Como militar sus llamadas Cuatro Campañas Militares encendieron el fuego de la independencia en el centro del país y acosaron Oaxaca y Acapulco, además del centro de la Nueva España; formó el ejército independiente, antecedente del actual ejército nacional; fundó fábrica de armas y municiones y, militarmente, rompió el cerco de Cuautla.

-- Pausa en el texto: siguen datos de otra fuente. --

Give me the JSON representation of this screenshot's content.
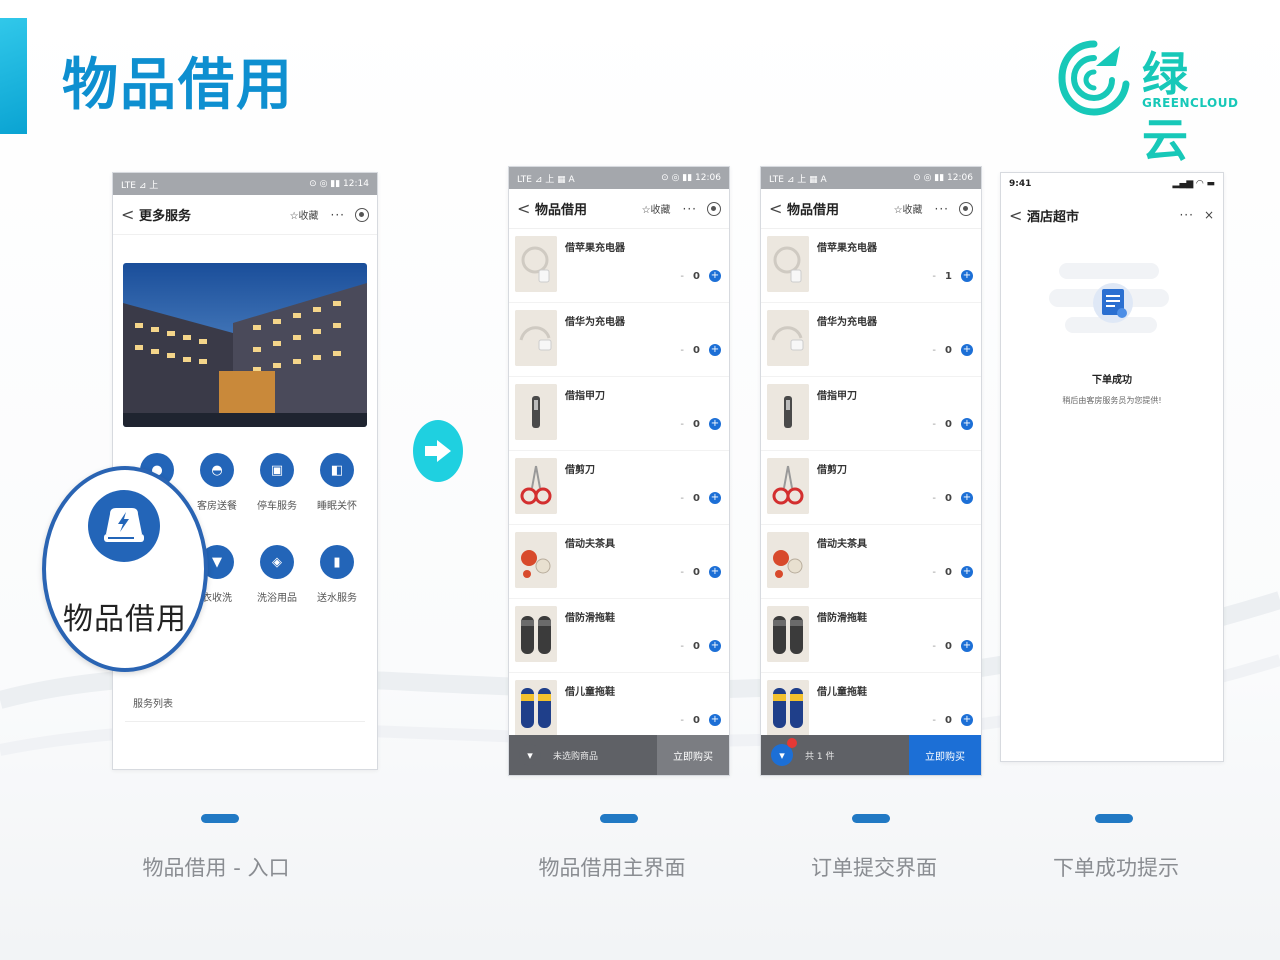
{
  "slide": {
    "title": "物品借用",
    "logo": {
      "cn": "绿云",
      "en": "GREENCLOUD",
      "color": "#17c8b8"
    },
    "accent_color": "#0e8fd0"
  },
  "phone1": {
    "status_left": "LTE ⊿ 上",
    "status_right": "⊙ ◎ ▮▮ 12:14",
    "nav": {
      "back": "<",
      "title": "更多服务",
      "fav": "☆收藏",
      "more": "···"
    },
    "services": [
      {
        "label": "",
        "icon": "bell-icon"
      },
      {
        "label": "客房送餐",
        "icon": "dome-icon"
      },
      {
        "label": "停车服务",
        "icon": "car-icon"
      },
      {
        "label": "睡眠关怀",
        "icon": "moon-icon"
      },
      {
        "label": "",
        "icon": "shirt-icon"
      },
      {
        "label": "衣收洗",
        "icon": "shirt-icon"
      },
      {
        "label": "洗浴用品",
        "icon": "bottle-icon"
      },
      {
        "label": "送水服务",
        "icon": "water-icon"
      }
    ],
    "service_list_label": "服务列表",
    "zoom_label": "物品借用"
  },
  "phone2": {
    "status_left": "LTE ⊿ 上 ▦ A",
    "status_right": "⊙ ◎ ▮▮ 12:06",
    "nav": {
      "back": "<",
      "title": "物品借用",
      "fav": "☆收藏",
      "more": "···"
    },
    "items": [
      {
        "name": "借苹果充电器",
        "qty": "0"
      },
      {
        "name": "借华为充电器",
        "qty": "0"
      },
      {
        "name": "借指甲刀",
        "qty": "0"
      },
      {
        "name": "借剪刀",
        "qty": "0"
      },
      {
        "name": "借动夫茶具",
        "qty": "0"
      },
      {
        "name": "借防滑拖鞋",
        "qty": "0"
      },
      {
        "name": "借儿童拖鞋",
        "qty": "0"
      }
    ],
    "cart_text": "未选购商品",
    "cart_button": "立即购买"
  },
  "phone3": {
    "status_left": "LTE ⊿ 上 ▦ A",
    "status_right": "⊙ ◎ ▮▮ 12:06",
    "nav": {
      "back": "<",
      "title": "物品借用",
      "fav": "☆收藏",
      "more": "···"
    },
    "items": [
      {
        "name": "借苹果充电器",
        "qty": "1"
      },
      {
        "name": "借华为充电器",
        "qty": "0"
      },
      {
        "name": "借指甲刀",
        "qty": "0"
      },
      {
        "name": "借剪刀",
        "qty": "0"
      },
      {
        "name": "借动夫茶具",
        "qty": "0"
      },
      {
        "name": "借防滑拖鞋",
        "qty": "0"
      },
      {
        "name": "借儿童拖鞋",
        "qty": "0"
      }
    ],
    "cart_text": "共 1 件",
    "cart_button": "立即购买"
  },
  "phone4": {
    "status_left": "9:41",
    "status_right": "▂▄▆ ◠ ▬",
    "nav": {
      "back": "<",
      "title": "酒店超市",
      "more": "···",
      "close": "×"
    },
    "success_title": "下单成功",
    "success_sub": "稍后由客房服务员为您提供!"
  },
  "captions": [
    "物品借用 - 入口",
    "物品借用主界面",
    "订单提交界面",
    "下单成功提示"
  ]
}
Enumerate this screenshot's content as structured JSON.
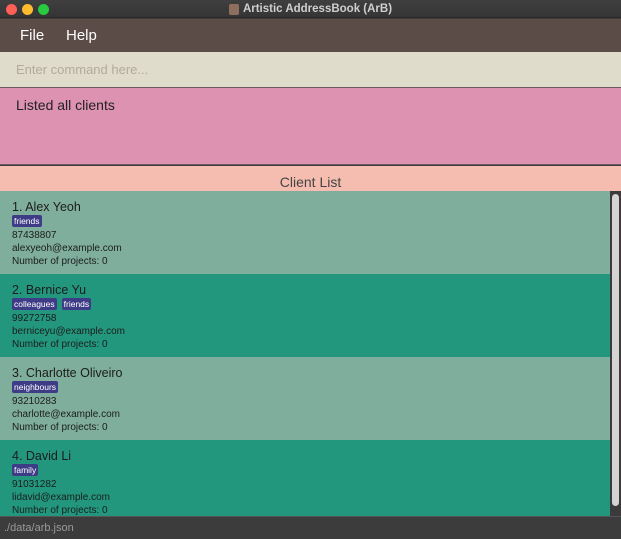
{
  "window": {
    "title": "Artistic AddressBook (ArB)"
  },
  "menu": {
    "file": "File",
    "help": "Help"
  },
  "command": {
    "placeholder": "Enter command here...",
    "value": ""
  },
  "result": {
    "text": "Listed all clients"
  },
  "list": {
    "header": "Client List",
    "clients": [
      {
        "name": "1.  Alex Yeoh",
        "tags": [
          "friends"
        ],
        "phone": "87438807",
        "email": "alexyeoh@example.com",
        "projects": "Number of projects: 0"
      },
      {
        "name": "2.  Bernice Yu",
        "tags": [
          "colleagues",
          "friends"
        ],
        "phone": "99272758",
        "email": "berniceyu@example.com",
        "projects": "Number of projects: 0"
      },
      {
        "name": "3.  Charlotte Oliveiro",
        "tags": [
          "neighbours"
        ],
        "phone": "93210283",
        "email": "charlotte@example.com",
        "projects": "Number of projects: 0"
      },
      {
        "name": "4.  David Li",
        "tags": [
          "family"
        ],
        "phone": "91031282",
        "email": "lidavid@example.com",
        "projects": "Number of projects: 0"
      }
    ]
  },
  "status": {
    "path": "./data/arb.json"
  },
  "colors": {
    "card_light": "#7fae9d",
    "card_dark": "#22977e",
    "tag": "#3e3c86",
    "result_bg": "#dc92b0",
    "header_bg": "#f5bdb0",
    "menubar": "#5b4c47"
  }
}
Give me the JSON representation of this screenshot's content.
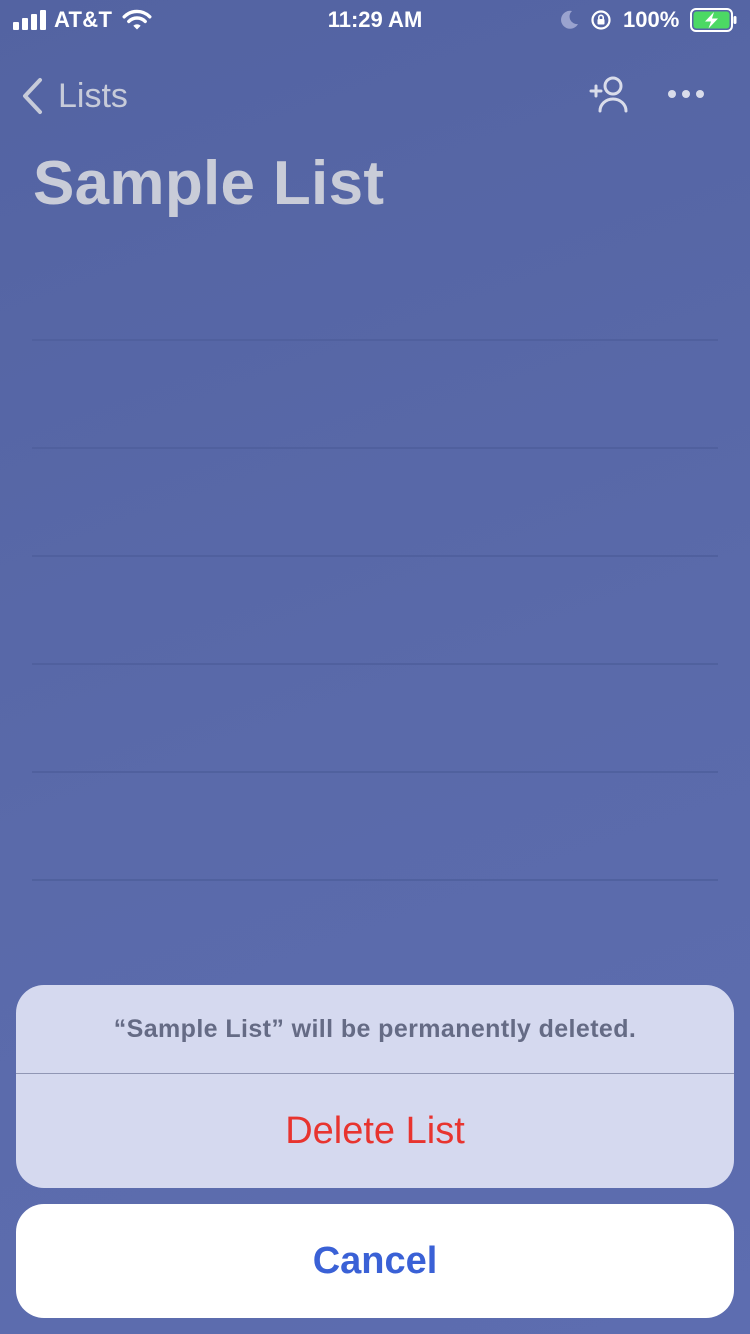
{
  "status_bar": {
    "carrier": "AT&T",
    "time": "11:29 AM",
    "battery_percent": "100%",
    "signal_bars": 4,
    "battery_level": 1.0,
    "charging": true,
    "battery_color": "#4cd964"
  },
  "nav": {
    "back_label": "Lists",
    "back_icon": "chevron-left-icon",
    "add_person_icon": "add-person-icon",
    "more_icon": "more-icon"
  },
  "page": {
    "title": "Sample List"
  },
  "list": {
    "rows": 6
  },
  "action_sheet": {
    "message": "“Sample List” will be permanently deleted.",
    "delete_label": "Delete List",
    "cancel_label": "Cancel",
    "destructive_color": "#e8342f",
    "cancel_color": "#3a61d6"
  },
  "colors": {
    "background": "#5667a6",
    "sheet_background": "#d5d9ef"
  }
}
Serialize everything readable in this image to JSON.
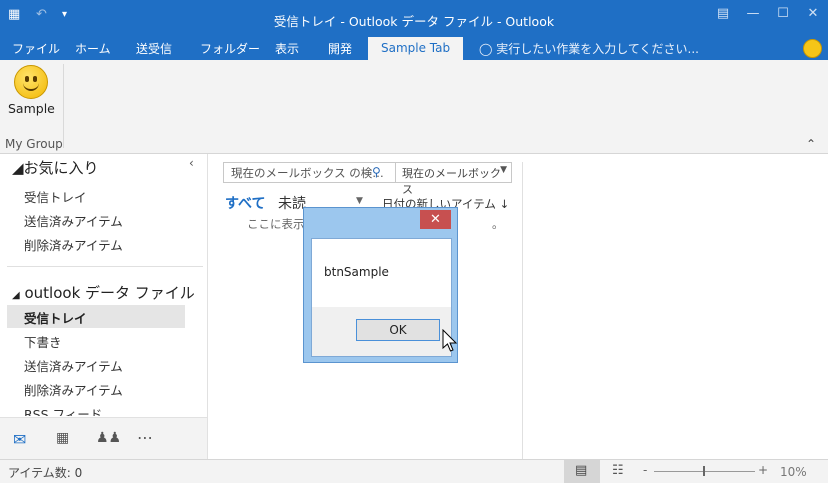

Como ideólogo y político quedan la configuración del Congreso de Anáhuac – en la ciudad de Apatzingán -, y su proyecto de Constitución de Apatzingán, de 1814, que, aunque no existían condiciones para su vigencia y aplicación, ahí está en la historia para ejemplo de las generaciones futuras.
Particular valor tienen las 23 ideas llamadas Sentimientos de la Nación, que han quedado, muy lamentablemente, como ideales pues a pesar del tiempo transcurrido desde su conocimiento – 205 años – no se han materializado real y totalmente en su profundidad y amplitud, como los siguientes: 5°.-La soberanía dimana inmediatamente del pueblo, el que solo quiere depositarlo en sus representantes, dividiendo los poderes de ella en Legislativo, Ejecutivo y Judicial, eligiendo las provincias sus vocales, y éstos a los demás que deben ser sujetos sabios y de probidad. 12°: que como la buena ley es superior a todo hombre, las que dicte nuestro congreso deben ser tales que obliguen a constancia y patriotismo, moderen la opulencia y la indigencia, y de tal suerte se aumente el jornal del pobre, que mejore sus costumbres, alejando la ignorancia, la rapiña y el hurto. O el 18°: Que en la nueva legislación no se admita la tortura.
Honor a quien honor merece.
Salve enorme Morelos, agradecida la patria te rinde tributo.